His family – from the Doyum Caste – have been working on the Burning Ghats for seven generations: “24 hours a day we are burning,” he said. The wood, brought here from a forest in Madhya Pradesh, lies stacked up along the edge of the Ghat. The pyre is arranged in a particular place on the bank according to caste. Then the family take some straw to the nearby Shiva temple, where generation upon generation of Brahmins have guarded one continuous flame for 3500 years. They light the straw, take it back to the pyre, walk in prayer around the body five times and then light it. Cremation takes three hours. The man’s chest and the woman’s hips do not burn. So after, the ashes are gathered and the remaining parts are flung into the Ganga.
Unsurprisingly, business is good. A funeral costs in the region of 5000 rupees – that’s about £70 – but for some families, completely unaffordable. However, for good karma, Hindus must die in this way, so as an act of charity and for good karma himself, Raj sifts through the ashes of the pyres for jewellery to sell at market.

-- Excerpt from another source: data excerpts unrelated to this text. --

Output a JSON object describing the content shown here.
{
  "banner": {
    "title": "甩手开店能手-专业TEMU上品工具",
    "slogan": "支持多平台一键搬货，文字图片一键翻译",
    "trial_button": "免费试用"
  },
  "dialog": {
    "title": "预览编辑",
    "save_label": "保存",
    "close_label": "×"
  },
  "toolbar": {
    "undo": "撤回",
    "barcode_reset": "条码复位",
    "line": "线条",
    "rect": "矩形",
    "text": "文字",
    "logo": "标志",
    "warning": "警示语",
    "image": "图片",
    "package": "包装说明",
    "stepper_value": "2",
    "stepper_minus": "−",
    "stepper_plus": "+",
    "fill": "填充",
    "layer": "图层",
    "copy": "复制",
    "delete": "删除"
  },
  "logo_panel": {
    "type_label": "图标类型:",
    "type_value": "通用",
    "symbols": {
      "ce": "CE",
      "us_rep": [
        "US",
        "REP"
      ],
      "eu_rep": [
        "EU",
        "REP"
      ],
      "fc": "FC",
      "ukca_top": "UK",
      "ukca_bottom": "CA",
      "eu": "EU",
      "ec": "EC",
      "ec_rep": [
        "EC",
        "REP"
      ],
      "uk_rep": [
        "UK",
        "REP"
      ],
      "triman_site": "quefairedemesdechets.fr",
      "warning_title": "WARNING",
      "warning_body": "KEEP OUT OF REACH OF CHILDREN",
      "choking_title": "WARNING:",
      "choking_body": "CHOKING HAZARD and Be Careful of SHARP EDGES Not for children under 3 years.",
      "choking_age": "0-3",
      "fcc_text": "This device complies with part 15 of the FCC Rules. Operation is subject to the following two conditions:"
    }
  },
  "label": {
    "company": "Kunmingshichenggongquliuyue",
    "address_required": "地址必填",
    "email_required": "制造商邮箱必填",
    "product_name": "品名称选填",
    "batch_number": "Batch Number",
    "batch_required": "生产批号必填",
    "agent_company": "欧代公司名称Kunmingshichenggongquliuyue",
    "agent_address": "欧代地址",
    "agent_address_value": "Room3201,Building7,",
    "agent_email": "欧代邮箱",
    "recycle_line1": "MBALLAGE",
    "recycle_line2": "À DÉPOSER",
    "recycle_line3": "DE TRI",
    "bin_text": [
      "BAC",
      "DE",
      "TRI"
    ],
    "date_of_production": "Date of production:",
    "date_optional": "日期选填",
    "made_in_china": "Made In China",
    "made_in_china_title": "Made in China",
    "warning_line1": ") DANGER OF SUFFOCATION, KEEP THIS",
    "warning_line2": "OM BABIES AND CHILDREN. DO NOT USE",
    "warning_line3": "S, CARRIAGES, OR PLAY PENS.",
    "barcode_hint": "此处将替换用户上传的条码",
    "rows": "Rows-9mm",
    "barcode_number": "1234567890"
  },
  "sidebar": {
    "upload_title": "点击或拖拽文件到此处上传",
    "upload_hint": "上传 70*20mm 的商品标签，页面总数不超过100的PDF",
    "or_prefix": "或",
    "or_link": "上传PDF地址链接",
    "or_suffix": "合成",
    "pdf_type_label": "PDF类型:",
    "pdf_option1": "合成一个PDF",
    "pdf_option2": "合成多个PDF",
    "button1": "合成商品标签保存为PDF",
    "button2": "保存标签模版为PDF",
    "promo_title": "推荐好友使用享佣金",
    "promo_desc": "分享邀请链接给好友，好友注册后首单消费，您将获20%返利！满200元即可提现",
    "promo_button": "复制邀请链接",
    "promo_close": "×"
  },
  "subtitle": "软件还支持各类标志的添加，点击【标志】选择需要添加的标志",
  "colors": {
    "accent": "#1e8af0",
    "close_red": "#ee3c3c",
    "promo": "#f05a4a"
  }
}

The money raised pays for the funerals of those too poor to pay themselves.
I took all this in as naturally as I could. It is, after all, what I came to India for: to be challenged and confused, provoked and inspired, to be morally cornered, humbled by the sublime, immersed in the strange and the exotic and forced to absorb it. There have been stories from fellow travellers about dogs pulling dead babies from the river, and saddhus eating human flesh… But most of all, I came to loosen my grip on myself. To place myself in the grand flow of Mother India and let go. To wrap fresh, new experiences around old wounds and find new perspectives to heal them with. To begin to digest, assimilate and grow from the events of the past 12 months: events that have had such a profound effect on me, that I don’t recognise myself before them. I arrived in this place feeling like I’d been hit by an emotional wrecking ball. Now, as I reach the halfway point of my adventure through India, I can feel myself starting to rebuild: the creation after the destruction; Shiva’s flipside. And what better place to encounter that than Varanasi.